The House of Representatives has already passed the bill, and it now goes to the White House, where Mr Trump has vowed for the first time to use his veto powers. Indeed, Mr Trump immediately reacted to the news with a single-word tweet that said: “VETO”.

Whether there are enough numbers to overturn Mr Trump’s expected move – a two-thirds vote of both chambers of Congress is needed to override a presidential veto – is unclear.

What it certainly does is place Mr Trump’s demand for a border wall and Democrats’ refusal to fund one front-and-centre as the 2020 presidential election campaign starts to gather pace.

When Mr Trump announced the state of emergency in February, during a meandering 50-minute appearance in the Rose Garden of the White House, he claimed he was taking the measure on the grounds of national security.

“We’re talking about an invasion of our country with drugs, with human traffickers, with all types of criminals and gangs,” he said.

“I didn’t need to do this, but I’d rather do it much faster.”

Commentators pointed out that the vast majority of drugs entered the country thought its legal crossing points.
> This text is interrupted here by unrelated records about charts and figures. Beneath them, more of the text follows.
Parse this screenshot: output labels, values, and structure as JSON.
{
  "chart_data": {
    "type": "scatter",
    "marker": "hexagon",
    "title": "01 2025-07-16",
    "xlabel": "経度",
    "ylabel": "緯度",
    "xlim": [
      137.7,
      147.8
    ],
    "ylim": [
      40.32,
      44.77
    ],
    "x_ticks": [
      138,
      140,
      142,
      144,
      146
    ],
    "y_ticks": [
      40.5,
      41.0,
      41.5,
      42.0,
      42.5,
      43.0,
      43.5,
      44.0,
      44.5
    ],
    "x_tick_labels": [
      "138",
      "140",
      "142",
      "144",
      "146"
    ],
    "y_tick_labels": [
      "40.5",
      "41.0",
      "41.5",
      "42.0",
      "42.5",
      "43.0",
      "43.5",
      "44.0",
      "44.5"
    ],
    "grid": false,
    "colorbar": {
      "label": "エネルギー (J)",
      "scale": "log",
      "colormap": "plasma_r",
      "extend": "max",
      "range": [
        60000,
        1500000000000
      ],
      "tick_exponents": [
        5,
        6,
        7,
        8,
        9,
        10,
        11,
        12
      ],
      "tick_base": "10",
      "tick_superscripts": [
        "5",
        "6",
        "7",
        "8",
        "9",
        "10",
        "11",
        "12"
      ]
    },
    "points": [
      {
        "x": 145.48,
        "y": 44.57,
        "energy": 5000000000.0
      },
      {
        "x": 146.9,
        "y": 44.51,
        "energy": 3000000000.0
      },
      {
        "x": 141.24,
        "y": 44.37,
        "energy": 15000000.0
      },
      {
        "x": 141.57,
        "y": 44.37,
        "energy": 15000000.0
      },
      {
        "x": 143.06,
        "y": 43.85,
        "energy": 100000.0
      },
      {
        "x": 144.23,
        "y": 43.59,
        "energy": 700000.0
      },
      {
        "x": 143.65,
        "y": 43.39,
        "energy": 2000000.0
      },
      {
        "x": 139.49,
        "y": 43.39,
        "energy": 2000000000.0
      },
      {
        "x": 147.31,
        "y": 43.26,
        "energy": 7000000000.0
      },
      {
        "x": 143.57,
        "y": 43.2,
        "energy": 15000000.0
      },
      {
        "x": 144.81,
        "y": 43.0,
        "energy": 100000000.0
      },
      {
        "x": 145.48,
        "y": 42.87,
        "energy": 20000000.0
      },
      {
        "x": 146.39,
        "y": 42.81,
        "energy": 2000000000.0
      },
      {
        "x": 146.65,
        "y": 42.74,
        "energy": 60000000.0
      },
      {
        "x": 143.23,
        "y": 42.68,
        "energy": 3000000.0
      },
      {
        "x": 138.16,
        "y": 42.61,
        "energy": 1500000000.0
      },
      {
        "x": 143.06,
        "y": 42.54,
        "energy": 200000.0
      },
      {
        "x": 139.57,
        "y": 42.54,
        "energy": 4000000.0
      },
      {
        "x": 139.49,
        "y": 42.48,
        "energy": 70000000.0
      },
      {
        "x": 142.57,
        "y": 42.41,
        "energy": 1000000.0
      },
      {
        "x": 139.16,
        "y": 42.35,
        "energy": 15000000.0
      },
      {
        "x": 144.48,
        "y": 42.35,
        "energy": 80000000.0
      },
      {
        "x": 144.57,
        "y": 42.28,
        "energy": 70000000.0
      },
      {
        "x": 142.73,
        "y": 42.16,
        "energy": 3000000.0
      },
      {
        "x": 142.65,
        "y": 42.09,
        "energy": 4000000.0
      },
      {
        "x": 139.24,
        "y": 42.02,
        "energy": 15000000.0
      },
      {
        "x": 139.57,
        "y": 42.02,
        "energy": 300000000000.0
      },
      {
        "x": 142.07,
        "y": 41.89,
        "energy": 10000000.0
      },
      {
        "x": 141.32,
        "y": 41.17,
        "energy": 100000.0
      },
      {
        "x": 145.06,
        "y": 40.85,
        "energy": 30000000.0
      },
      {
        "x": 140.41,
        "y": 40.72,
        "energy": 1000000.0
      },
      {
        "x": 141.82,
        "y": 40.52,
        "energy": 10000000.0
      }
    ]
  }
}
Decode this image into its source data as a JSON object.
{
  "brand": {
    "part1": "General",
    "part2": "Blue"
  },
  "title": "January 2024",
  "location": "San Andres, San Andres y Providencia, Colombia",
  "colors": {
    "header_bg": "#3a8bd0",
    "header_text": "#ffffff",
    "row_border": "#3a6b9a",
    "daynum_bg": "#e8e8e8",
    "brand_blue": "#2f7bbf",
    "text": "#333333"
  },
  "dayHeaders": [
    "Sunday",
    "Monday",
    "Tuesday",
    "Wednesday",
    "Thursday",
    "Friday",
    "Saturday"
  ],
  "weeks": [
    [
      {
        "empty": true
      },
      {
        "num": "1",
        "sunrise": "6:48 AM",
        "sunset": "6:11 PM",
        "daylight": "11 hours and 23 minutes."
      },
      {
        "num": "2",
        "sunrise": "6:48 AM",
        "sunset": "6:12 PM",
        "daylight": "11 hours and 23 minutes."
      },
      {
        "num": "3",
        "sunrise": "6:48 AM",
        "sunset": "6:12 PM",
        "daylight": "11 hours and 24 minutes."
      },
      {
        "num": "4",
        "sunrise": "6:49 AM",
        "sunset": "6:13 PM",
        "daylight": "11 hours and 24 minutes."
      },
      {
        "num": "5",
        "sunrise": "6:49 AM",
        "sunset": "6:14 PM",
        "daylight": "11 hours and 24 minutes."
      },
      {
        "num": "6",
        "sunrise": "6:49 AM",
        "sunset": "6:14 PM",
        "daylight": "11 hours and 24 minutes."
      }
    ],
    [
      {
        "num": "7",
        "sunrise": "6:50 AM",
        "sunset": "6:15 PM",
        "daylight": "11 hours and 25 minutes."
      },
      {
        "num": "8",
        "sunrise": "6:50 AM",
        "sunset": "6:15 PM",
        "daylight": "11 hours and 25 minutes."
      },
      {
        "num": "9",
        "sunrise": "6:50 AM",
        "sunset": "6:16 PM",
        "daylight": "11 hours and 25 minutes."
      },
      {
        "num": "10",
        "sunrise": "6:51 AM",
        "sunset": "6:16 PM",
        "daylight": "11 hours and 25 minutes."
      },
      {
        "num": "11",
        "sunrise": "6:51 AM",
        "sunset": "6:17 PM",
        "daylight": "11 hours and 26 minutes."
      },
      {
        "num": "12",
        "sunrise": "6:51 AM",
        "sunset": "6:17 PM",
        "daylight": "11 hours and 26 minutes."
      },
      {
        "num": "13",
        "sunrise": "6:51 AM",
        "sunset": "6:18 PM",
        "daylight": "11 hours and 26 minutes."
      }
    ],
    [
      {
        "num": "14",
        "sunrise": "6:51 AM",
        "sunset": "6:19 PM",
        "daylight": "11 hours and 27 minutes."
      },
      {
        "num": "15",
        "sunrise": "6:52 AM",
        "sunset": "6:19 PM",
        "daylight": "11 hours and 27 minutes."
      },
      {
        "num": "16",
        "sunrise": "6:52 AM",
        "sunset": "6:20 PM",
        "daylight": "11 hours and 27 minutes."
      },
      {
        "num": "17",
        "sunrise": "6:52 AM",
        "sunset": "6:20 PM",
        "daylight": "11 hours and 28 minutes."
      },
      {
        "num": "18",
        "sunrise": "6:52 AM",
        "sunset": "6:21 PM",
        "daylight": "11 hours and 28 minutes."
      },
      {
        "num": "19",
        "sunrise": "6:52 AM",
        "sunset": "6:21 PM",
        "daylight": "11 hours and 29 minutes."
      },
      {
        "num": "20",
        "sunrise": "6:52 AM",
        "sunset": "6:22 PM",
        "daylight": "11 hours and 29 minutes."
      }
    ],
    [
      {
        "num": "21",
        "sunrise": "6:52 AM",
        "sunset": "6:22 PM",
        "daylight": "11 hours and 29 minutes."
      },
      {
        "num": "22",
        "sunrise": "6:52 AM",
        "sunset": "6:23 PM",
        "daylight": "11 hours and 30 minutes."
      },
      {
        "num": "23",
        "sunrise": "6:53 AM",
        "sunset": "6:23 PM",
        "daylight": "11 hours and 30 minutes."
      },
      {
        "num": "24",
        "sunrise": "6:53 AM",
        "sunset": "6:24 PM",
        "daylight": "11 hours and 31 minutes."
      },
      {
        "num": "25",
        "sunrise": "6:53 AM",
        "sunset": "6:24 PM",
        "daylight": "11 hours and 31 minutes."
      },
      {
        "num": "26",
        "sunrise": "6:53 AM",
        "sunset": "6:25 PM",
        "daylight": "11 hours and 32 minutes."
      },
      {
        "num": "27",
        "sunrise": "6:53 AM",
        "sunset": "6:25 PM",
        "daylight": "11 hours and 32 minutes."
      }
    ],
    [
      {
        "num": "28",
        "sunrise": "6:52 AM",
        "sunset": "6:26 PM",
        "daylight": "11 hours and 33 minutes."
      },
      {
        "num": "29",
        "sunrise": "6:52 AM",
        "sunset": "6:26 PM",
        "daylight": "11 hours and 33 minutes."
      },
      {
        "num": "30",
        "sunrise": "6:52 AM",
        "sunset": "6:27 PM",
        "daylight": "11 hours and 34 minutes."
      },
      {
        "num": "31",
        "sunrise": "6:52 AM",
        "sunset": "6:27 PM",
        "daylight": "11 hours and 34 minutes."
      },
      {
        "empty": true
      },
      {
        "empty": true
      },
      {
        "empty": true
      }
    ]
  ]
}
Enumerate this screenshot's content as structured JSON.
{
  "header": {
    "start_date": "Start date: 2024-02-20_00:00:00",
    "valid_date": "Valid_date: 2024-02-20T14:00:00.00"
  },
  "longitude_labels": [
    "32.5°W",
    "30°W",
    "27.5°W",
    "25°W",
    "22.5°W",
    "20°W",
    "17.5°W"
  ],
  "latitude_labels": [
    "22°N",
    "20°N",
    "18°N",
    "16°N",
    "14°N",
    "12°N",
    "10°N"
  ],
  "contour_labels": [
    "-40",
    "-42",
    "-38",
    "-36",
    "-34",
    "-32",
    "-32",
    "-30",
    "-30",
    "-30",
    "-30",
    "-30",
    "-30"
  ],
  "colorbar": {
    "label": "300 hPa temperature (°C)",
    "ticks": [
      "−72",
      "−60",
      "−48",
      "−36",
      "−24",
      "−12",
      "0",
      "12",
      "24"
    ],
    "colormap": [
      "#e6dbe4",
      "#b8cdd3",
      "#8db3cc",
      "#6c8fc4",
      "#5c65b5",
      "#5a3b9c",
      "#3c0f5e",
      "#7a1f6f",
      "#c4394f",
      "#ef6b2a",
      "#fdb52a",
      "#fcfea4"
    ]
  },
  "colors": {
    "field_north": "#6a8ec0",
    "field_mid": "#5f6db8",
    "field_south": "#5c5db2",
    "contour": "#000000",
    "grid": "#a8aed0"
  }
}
Rather, critics said, the president was seizing on the issue to try and rally his base as he prepared for a tough re-election battle.

Alec Baldwin mocks President Donald Trump’s emergency declaration

Reuters said those Republicans who defected on Tuesday by supporting the measure to end the emergency declaration, were worried about executive creep – namely, that presidents, including future Democratic ones, could seize the powers traditionally held by Congress to fund the government and use the tactic to pass their own pet programmes and schemes.

The Republican leader in the Senate, Mitch McConnell, claimed the president was “operating within existing law” and that if senators did not like the powers provided to the president under the National Emergencies Act, “then they should amend it”.

Senator Angus King, one of two Senate independents, said of the vote: “It’s an important legal statement. It tells the court this is explicitly not approved by Congress By voting this resolution Congress is reiterating we don’t approve of this expenditure.”

The vote marked the second congressional rebuke for the president in as many days.

Earlier this week, senators approved a resolution seeking to end US support for the Saudi Arabia-led coalition in the war in Yemen, rejecting the president’s allegedly fawning and unquestioning support for the kingdom. The White House has said he will also veto that measure.